Over time, we will be producing more and more ethanol from cellulosic materials (grasses, straws, wood chips and wood wastes, etc.). "Cellulosic ethanol" does not participate in the food chain at all, and will be produced in sufficient volume and at low enough costs to really compete with gasoline.

There seems to be a collective rush to judgment over two recent reports on the projected carbon emissions of biofuels production. A careful analysis of the facts would have ensured a far more balanced and measured response.

One of the many flaws in those reports is that biofuels are not compared to any appropriate alternatives. We do not have a choice between biofuels and a perfect, imaginary fuel, as the papers seem to believe. In the 2007 Energy Independence and Security Act (EISA), Congress established an annual corn ethanol production cap of 15 billion gallons by 2015. Congress established this cap to help guard against dramatic land- use changes. But the authors of one of these reports based their projections on a model in which U.S. corn ethanol production increased from about 7 billion gallons a year now to 30 billion gallons a year by 2015. Thus, the findings are irrelevant to current and future renewable energy policy.

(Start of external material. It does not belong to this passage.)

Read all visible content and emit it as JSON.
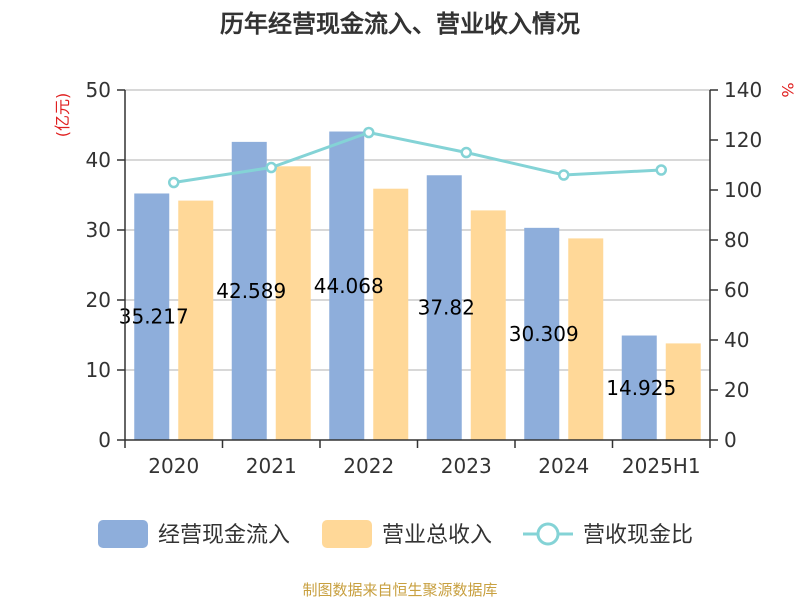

The facts are clear. Ethanol is a renewable fuel produced from abundant American lands, it generates American jobs, and it is far better for the environment and national security than gasoline. Ethanol is just one element, but a very important one, in our drive to reduce our dependence on ever more expensive imported oil. The ethanol industry, as with many businesses, is evolving and the focus is more and more on efficiency and environmental improvements. New technology allows plants to operate cleaner, and design improvements make them easier to maintain. Ethanol from corn and later the cellulosic ethanol that will come in much larger volumes will help end our oil addiction, give us cheaper and cleaner fuels and provide freer and more stable energy markets.

Bruce E. Dale, Ph.D., is a Distinguished University Professor in the department of chemical engineering and materials science at Michigan State University.